An externally hosted image should be here but it was not working when we last tested it.
 
^^^^
ding ding, we got a winner!

it wasn't completely open, but must have been leaking when voltage was applied - once the coupling capacitor was changed between the 12av6 and the 30a5 the unit came back to life.

i have now changed all the caps i had replacements for on hand and its working great.

i still have to figure out how i am going to deal with the 3x 40mfd/150v filter can... can you buy empty cans to stuff with caps or would you have to make one yourself? as i have a couple of 40mfd/160v caps on hand...

also would replacing the 5mfd/150v cap with a 6.8mfd/160v be okay? or should i look around for a 5mfd cap?

thanks again for all the help everyone getting this guy back up and running - i really appreciate it!!!

An externally hosted image should be here but it was not working when we last tested it.


You could take the existing can and gut it - very messy job.
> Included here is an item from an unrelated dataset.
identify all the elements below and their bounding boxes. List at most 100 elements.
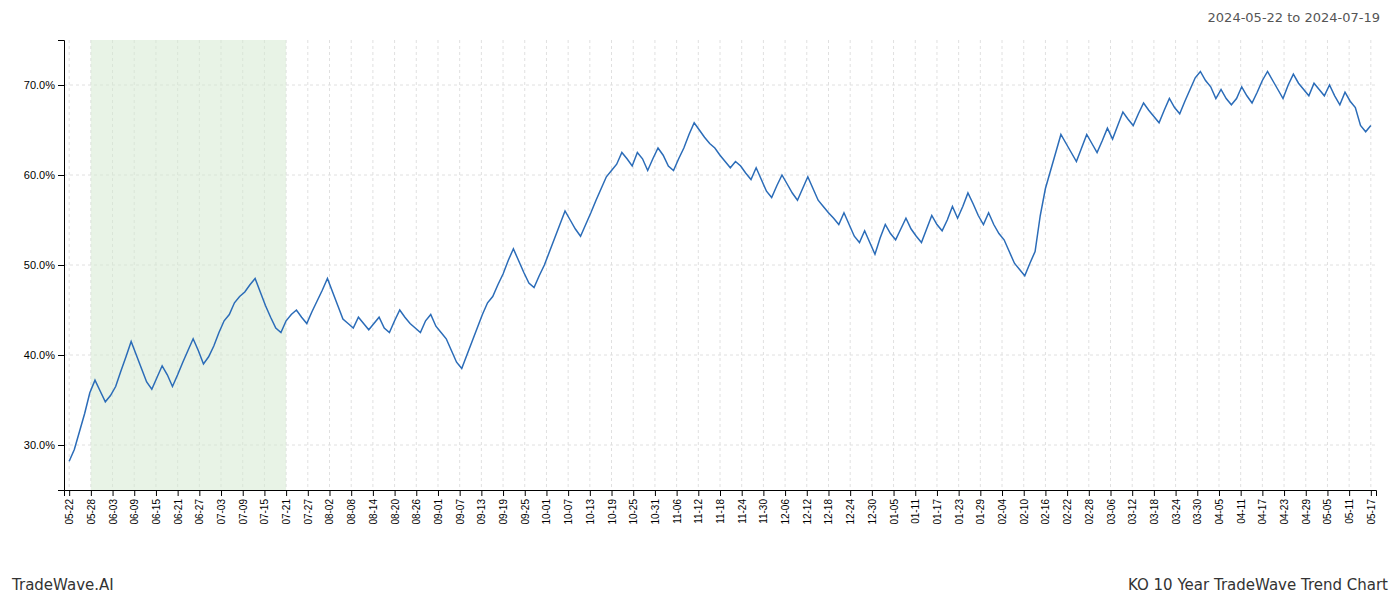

Those are all PS caps. Cheapest way to go for cans would be the Weber or JJ dual 50/500 cans. The problem you might run into there is the hole for the original 40/150s may be a tad small. Easy enough to ream it out with a uni bit though.

The 5uF cap is a PS decoupling cap as well. They're likely just using the smallest value needed for that stage's filtering without causing a noticeable bump in the low freq response. A 50uf cap there would be a little overkill but may solve mounting problems. 2 dual cans would cover all the PS caps.

As another option you can always leave the old can(s) in place and mount small axials under the chassis if there's space.

The cathode bypass caps may need to replaced too. For the 30uF/6V you can use a 33uF/25,35 or 50V. The 25uF/25V is fairly common.

Using a higher voltage in these apps is fine. You may very well need a bit higher than 150V on the PS caps anyway with the addition of the diode bridge rectifier.

You see those 25-30uF/6Vs alot on gear from that era. A 20uF/25V cap would have been a lot bigger and cost a lot more than a modern cap of same capacitance and voltage rating. Higher voltage ratings per uF = a physically larger cap size. The 25/6 bypass cap was smaller and more economical.